Riflessioni da un articolo sulle piscine liguri

Il titolo dell’articolo comparso il 10 agosto 2014 su La Repubblica.it di Genova è davvero un “titolo-bomba”: Sport, Liguria in ginocchio chiudono piscine e palestre società sull’orlo del collasso.
Il contenuto non è da meno, poiché l’autrice, Ava Zunino, mette in evidenza come alcune storiche piscine pubbliche liguri abbiano già chiuso i battenti ed altre stiano per seguirne la sorte.
La colpa, pare, sarebbe della sparizione degli sponsor privati che sostengono le squadre agonistiche liguri, soprattutto per lo storico settore della pallanuoto, e della strutturale carenza di fondi dei Comuni, proprietari degli impianti, che non consente di ristrutturarli. E la Liguria è una regione, insieme alla Toscana, nella quale le piscine sono particolarmente vecchie, andrebbe detto mal realizzate nel periodo del boom edilizio degli anni settanta, e ormai non reggono piu. Cadono a pezzi, letteralmente.
E quindi, una alla volta, chiudono.
Ma l’articolo offre spunto per un’ altra importante riflessione, cioè quella sulla valenza sociale della gestione delle piscine. In Liguria, così come nel resto d’Italia, la gestione delle piscine è affidata in gran parte a società sportive, i prezzi sono convenzionati e l’agonismo ha molto spazio all’interno degli impianti. In molte atre zone d’Italia esistono situazioni molto diverse, nelle quali le piscine rappresentano ancora, seppure sempre più faticosamente, un business. Ma è corretto distinguere in modo netto le società che offrono un servizio sociale e quelle che invece non lo offrono basandosi solamente su quanto guadagnano?
Perchè chi lavora producendo servizi a prezzi contenuti, offerti a tutte le fasce della popolazione senza discriminazioni, migliorando il benessere fisico e riducendo quindi i costi della assistenza sanitaria, deve necessariamente essere povero? Perchè non è accettabile guadagnare proprio perchè si lavora bene?

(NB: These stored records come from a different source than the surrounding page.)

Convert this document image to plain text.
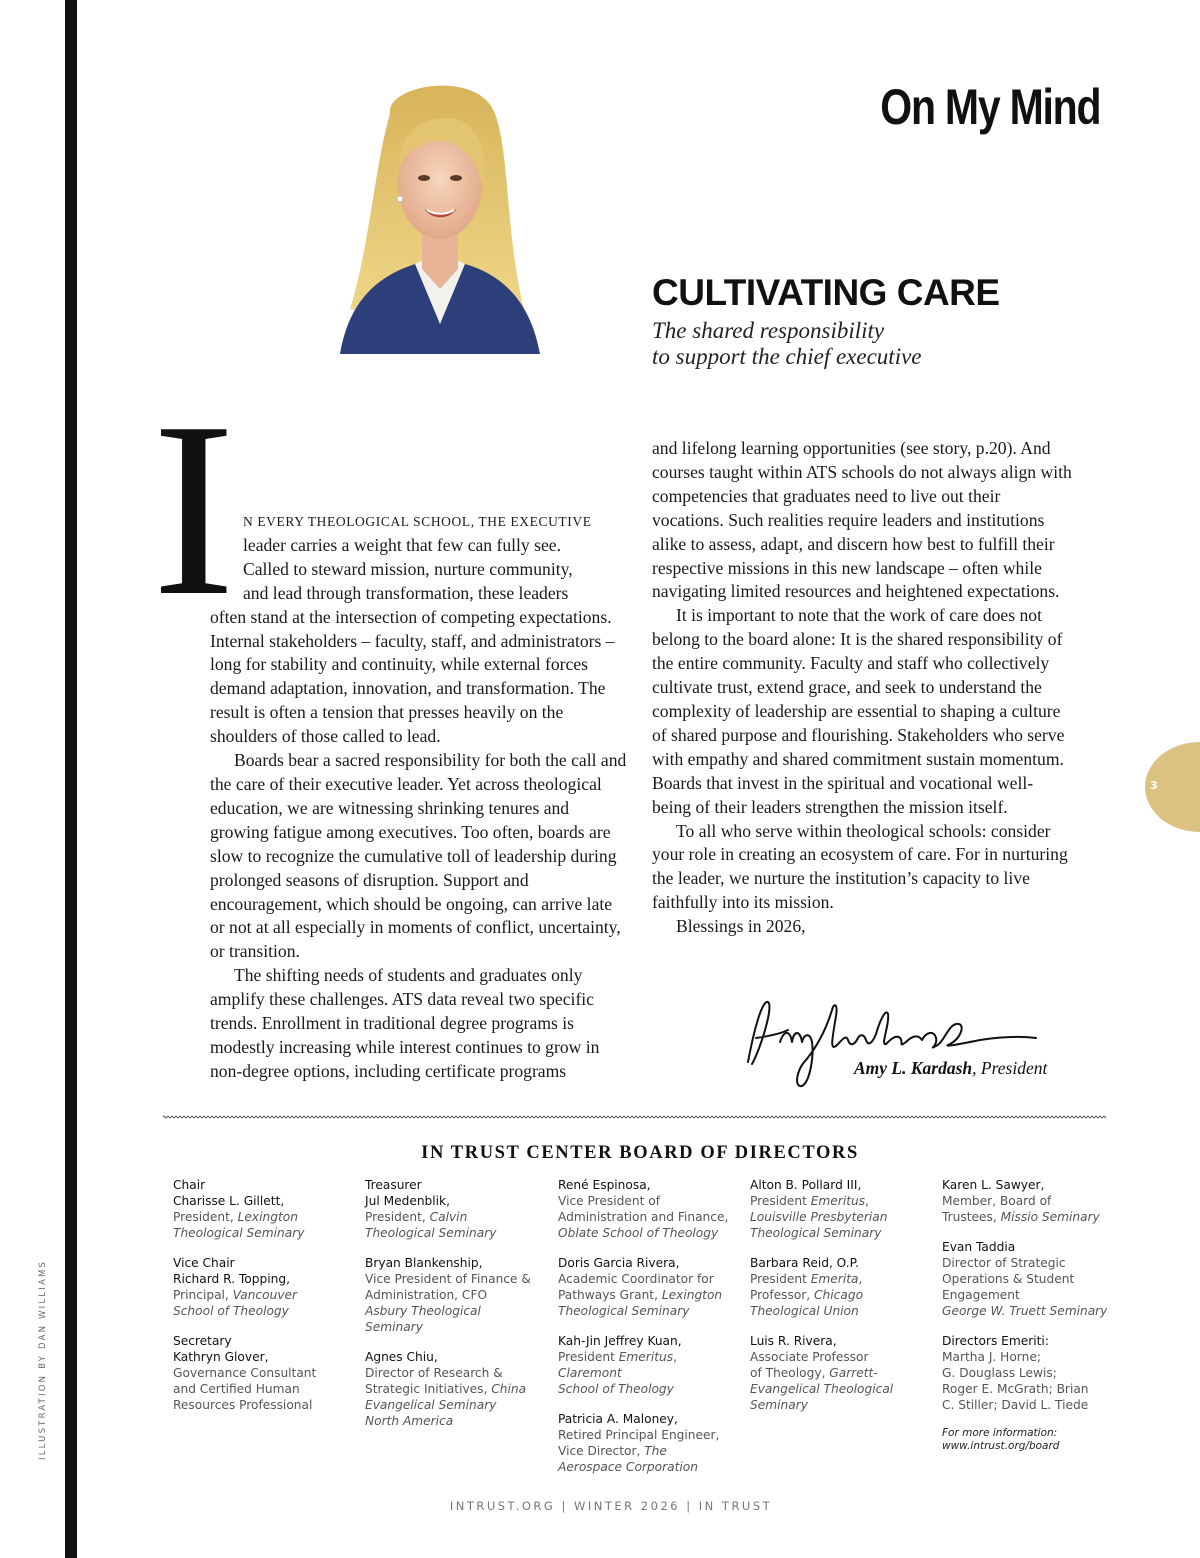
ILLUSTRATION BY DAN WILLIAMS
On My Mind
CULTIVATING CARE
The shared responsibility
to support the chief executive
I N EVERY THEOLOGICAL SCHOOL, THE EXECUTIVE
leader carries a weight that few can fully see.
Called to steward mission, nurture community,
and lead through transformation, these leaders

often stand at the intersection of competing expectations. Internal stakeholders – faculty, staff, and administrators – long for stability and continuity, while external forces demand adaptation, innovation, and transformation. The result is often a tension that presses heavily on the shoulders of those called to lead.

Boards bear a sacred responsibility for both the call and the care of their executive leader. Yet across theological education, we are witnessing shrinking tenures and growing fatigue among executives. Too often, boards are slow to recognize the cumulative toll of leadership during prolonged seasons of disruption. Support and encouragement, which should be ongoing, can arrive late or not at all especially in moments of conflict, uncertainty, or transition.

The shifting needs of students and graduates only amplify these challenges. ATS data reveal two specific trends. Enrollment in traditional degree programs is modestly increasing while interest continues to grow in non-degree options, including certificate programs

and lifelong learning opportunities (see story, p.20). And courses taught within ATS schools do not always align with competencies that graduates need to live out their vocations. Such realities require leaders and institutions alike to assess, adapt, and discern how best to fulfill their respective missions in this new landscape – often while navigating limited resources and heightened expectations.

It is important to note that the work of care does not belong to the board alone: It is the shared responsibility of the entire community. Faculty and staff who collectively cultivate trust, extend grace, and seek to understand the complexity of leadership are essential to shaping a culture of shared purpose and flourishing. Stakeholders who serve with empathy and shared commitment sustain momentum. Boards that invest in the spiritual and vocational well-being of their leaders strengthen the mission itself.

To all who serve within theological schools: consider your role in creating an ecosystem of care. For in nurturing the leader, we nurture the institution’s capacity to live faithfully into its mission.

Blessings in 2026,

Amy L. Kardash, President
IN TRUST CENTER BOARD OF DIRECTORS
Chair
Charisse L. Gillett,
President, Lexington
Theological Seminary
Vice Chair
Richard R. Topping,
Principal, Vancouver
School of Theology
Secretary
Kathryn Glover,
Governance Consultant
and Certified Human
Resources Professional
Treasurer
Jul Medenblik,
President, Calvin
Theological Seminary
Bryan Blankenship,
Vice President of Finance &
Administration, CFO
Asbury Theological
Seminary
Agnes Chiu,
Director of Research &
Strategic Initiatives, China
Evangelical Seminary
North America
René Espinosa,
Vice President of
Administration and Finance,
Oblate School of Theology
Doris Garcia Rivera,
Academic Coordinator for
Pathways Grant, Lexington
Theological Seminary
Kah-Jin Jeffrey Kuan,
President Emeritus,
Claremont
School of Theology
Patricia A. Maloney,
Retired Principal Engineer,
Vice Director, The
Aerospace Corporation
Alton B. Pollard III,
President Emeritus,
Louisville Presbyterian
Theological Seminary
Barbara Reid, O.P.
President Emerita,
Professor, Chicago
Theological Union
Luis R. Rivera,
Associate Professor
of Theology, Garrett-
Evangelical Theological
Seminary
Karen L. Sawyer,
Member, Board of
Trustees, Missio Seminary
Evan Taddia
Director of Strategic
Operations & Student
Engagement
George W. Truett Seminary
Directors Emeriti:
Martha J. Horne;
G. Douglass Lewis;
Roger E. McGrath; Brian
C. Stiller; David L. Tiede
For more information:
www.intrust.org/board
INTRUST.ORG | WINTER 2026 | IN TRUST
3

In un sistema capitalista “puro”, la linea guida è rappresentata esclusivamente dal profitto e chi non ce la fa è destinato a soccombere. In un sistema come il nostro nel quale lo Stato sostiene le fasce deboli della popolazione la collaborazione con il privato può dare ottimi frutti, ma solo a patto che entrambe le parti traggano adeguata soddisfazione. Per lo Stato ciò significa ottenere ottimi servizi a costi sostenibili, per il privato ottenere un guadagno. Non mi pare una condizione inaccettabile. Nessuno lavora gratis, nemmeno chi lavora all’interno di una associazione sportiva, dove piuttosto lavora male, senza tutela e sottopagato.
Allora io penso che sia meglio, molto meglio, che i gestori diventino imprenditori del sociale, senza bisogno di camuffarsi in ciò che non sono. Penso sia meglio, molto meglio, che chi lavora nelle piscine venga correttamente retribuito e non sfruttato e sottopagato perchè la legge lo consente. Penso sia meglio, molto meglio, che le società di gestione producano redditto, in modo da poterlo eventualmente accantonare per effettuare interventi di manutenzione sugli impianti degni di questo nome e per avere un più facile ricorso al credito.
E penso che lo Stato debba comunque aiutare e agevolare queste società. Società private, a scopo di lucro, che offrono un servizio socialmente utile.
Ben venga quindi il nuovo regolamento regionale ligure che prevede l’affidamento diretto degli impianti sportivi, ma senza la discriminazione della valenza economica, perchè l’augurio che ci si dovrebbe fare, tutti quanti, è che gli impianti sportivi producano vantaggio per tutti: per i gestori e per i cittadini.